The ABI PRISM 3700 played a huge role in sequencing the human genome. Each run of 96 samples took less than 2.5 hrs and generated 800 bp of sequence for each sample. With only 15 min of hands-on time by a technician, 1,536 samples could be sequenced daily. With this instrument, the cost per base of sequencing was also reduced. With this new technology, Celera produced a draft sequence of the human genome in three years. Celera published their results in 2001. The Human Genome Project, also aided by the ABI PRISM 3700, published its draft genome at the same time in 2001.

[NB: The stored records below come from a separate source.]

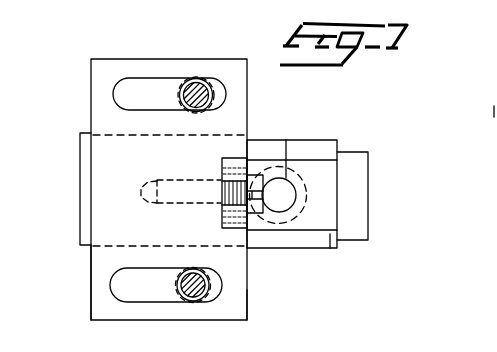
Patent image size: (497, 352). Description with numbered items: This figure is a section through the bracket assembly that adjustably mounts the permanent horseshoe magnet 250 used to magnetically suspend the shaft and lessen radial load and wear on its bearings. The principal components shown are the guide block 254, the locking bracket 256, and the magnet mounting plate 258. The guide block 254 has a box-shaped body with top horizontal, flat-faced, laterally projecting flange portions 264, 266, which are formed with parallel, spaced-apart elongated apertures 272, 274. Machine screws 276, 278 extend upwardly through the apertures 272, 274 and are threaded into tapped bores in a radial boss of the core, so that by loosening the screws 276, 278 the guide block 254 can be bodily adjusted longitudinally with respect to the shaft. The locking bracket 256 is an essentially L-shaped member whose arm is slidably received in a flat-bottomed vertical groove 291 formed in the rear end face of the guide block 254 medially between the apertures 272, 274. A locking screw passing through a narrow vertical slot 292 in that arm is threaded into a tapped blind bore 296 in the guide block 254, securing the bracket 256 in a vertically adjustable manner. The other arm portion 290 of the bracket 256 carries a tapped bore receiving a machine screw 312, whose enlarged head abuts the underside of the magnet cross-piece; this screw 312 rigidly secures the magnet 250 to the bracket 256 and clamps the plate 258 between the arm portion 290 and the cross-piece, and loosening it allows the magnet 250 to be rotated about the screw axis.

The permanent horseshoe magnet 250 is at (369, 187).
The guide block 254 is at (248, 306).
The locking bracket 256 is at (330, 232).
The magnet mounting plate 258 is at (328, 145).
The flange portion 264 is at (106, 59).
The flange portion 266 is at (91, 278).
The elongated aperture 272 is at (158, 81).
The elongated aperture 274 is at (132, 297).
The machine screw 276 is at (198, 86).
The machine screw 278 is at (208, 291).
The arm portion 290 is at (308, 223).
The vertical groove 291 is at (236, 227).
The vertical slot 292 is at (221, 196).
The tapped blind bore 296 is at (300, 199).
The machine screw 312 is at (287, 140).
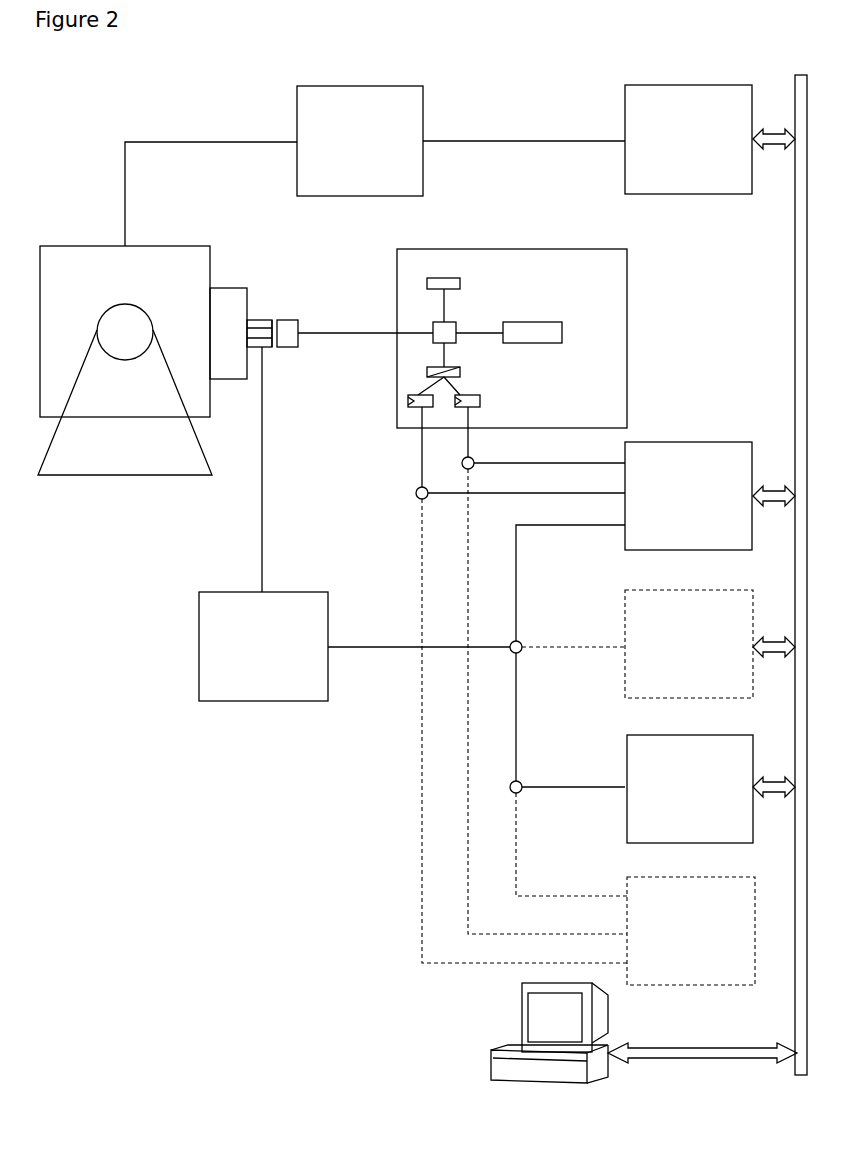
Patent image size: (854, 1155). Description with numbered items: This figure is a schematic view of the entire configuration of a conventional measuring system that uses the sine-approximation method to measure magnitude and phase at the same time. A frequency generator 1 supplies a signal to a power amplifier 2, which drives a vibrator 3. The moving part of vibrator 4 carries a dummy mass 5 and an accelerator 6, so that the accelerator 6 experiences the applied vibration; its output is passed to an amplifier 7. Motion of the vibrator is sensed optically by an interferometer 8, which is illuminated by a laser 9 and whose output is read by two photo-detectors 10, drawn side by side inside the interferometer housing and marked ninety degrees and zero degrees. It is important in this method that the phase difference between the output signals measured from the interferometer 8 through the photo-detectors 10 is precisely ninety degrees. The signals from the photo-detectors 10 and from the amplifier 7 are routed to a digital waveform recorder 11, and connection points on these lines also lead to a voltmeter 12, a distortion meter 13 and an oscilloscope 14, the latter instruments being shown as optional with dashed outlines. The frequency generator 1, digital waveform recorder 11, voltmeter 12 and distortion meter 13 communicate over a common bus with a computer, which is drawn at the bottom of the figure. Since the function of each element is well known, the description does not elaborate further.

The frequency generator 1 is at (710, 139).
The power amplifier 2 is at (360, 141).
The vibrator 3 is at (125, 360).
The moving part of vibrator 4 is at (227, 307).
The dummy mass 5 is at (288, 325).
The accelerator 6 is at (262, 335).
The amplifier 7 is at (263, 646).
The interferometer 8 is at (512, 322).
The laser 9 is at (532, 315).
The photo-detector 10 is at (467, 408).
The digital waveform recorder 11 is at (710, 496).
The voltmeter 12 is at (710, 644).
The distortion meter 13 is at (711, 789).
The oscilloscope 14 is at (691, 931).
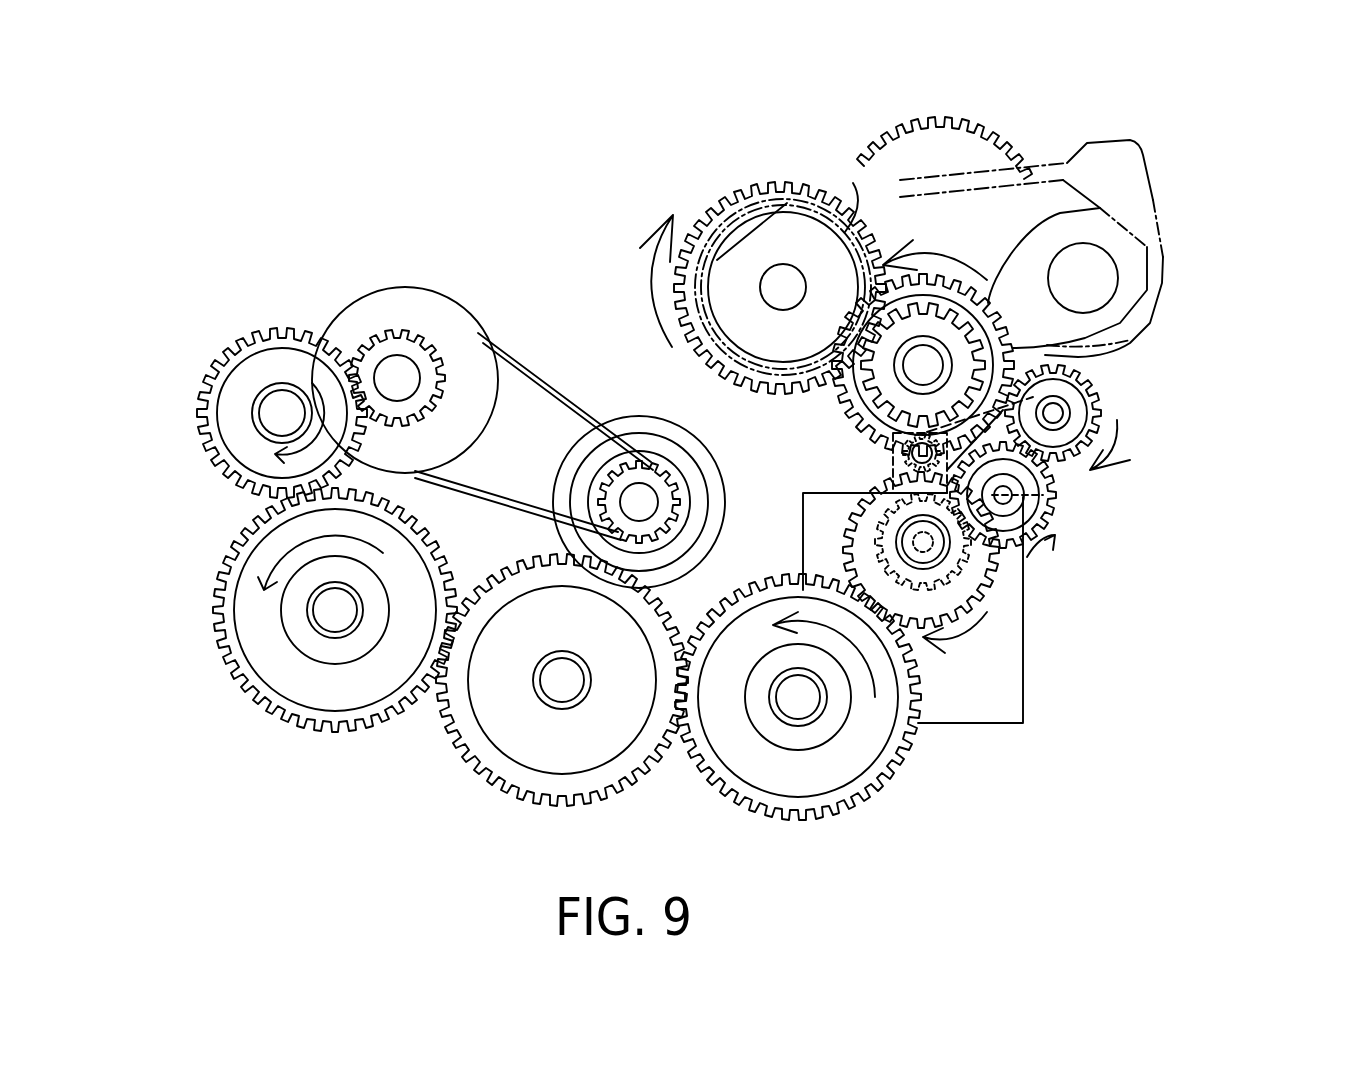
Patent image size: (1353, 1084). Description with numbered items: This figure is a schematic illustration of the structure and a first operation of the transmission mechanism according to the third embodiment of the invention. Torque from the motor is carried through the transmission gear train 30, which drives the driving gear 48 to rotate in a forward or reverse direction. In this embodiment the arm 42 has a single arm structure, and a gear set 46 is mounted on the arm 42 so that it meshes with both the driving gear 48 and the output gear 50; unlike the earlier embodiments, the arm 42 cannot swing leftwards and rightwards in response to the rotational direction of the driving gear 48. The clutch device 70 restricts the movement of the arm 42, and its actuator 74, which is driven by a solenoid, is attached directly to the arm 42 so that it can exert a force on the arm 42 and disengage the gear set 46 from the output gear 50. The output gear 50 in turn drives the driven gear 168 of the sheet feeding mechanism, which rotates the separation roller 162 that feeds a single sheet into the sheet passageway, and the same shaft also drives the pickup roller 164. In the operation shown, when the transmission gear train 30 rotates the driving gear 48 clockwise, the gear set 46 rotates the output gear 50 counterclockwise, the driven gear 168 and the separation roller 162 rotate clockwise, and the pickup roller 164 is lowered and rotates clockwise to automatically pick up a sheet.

The transmission gear train 30 is at (222, 703).
The driven gear 168 is at (728, 200).
The separation roller 162 is at (853, 183).
The output gear 50 is at (1100, 212).
The pickup roller 164 is at (1140, 343).
The gear set 46 is at (1107, 402).
The actuator 74 is at (1050, 437).
The arm 42 is at (1050, 520).
The driving gear 48 is at (993, 565).
The clutch device 70 is at (1000, 707).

Why Use Sanger Sequencing When There's NGS?

This modified Sanger sequencing method is still used today. But why when there are newer technologies like Next Generation Sequencing? To find out, let's look at how they compare.

Sanger sequencing remains the gold standard for sequencing. It is the method that all other sequencing methods are compared against. Sanger sequencing is the gold standard because it is 99.9% accurate in calling bases. NGS is 99% to 99.9% accurate but depends on the sequencing depth. Sanger sequencing is more cost-effective for sample numbers under 20. It's also faster for this amount of samples. For bigger sample numbers, NGS is more cost-effective and quicker to run. But, the sensitivity of Sanger sequencing to detect a base within a background of other DNA is only 15-20%. Compared to NGS with a 1% sensitivity. Sanger sequencing also has a low sample coverage of one read per sample of only 300-850 bp. In comparison, NGS can generate billions of reads per sample of up to 16 Tb. So big that 128 human genomes can be sequenced in one run. So if you have less than 20 samples or genes you'd like to sequence, Sanger sequencing is still the method of choice.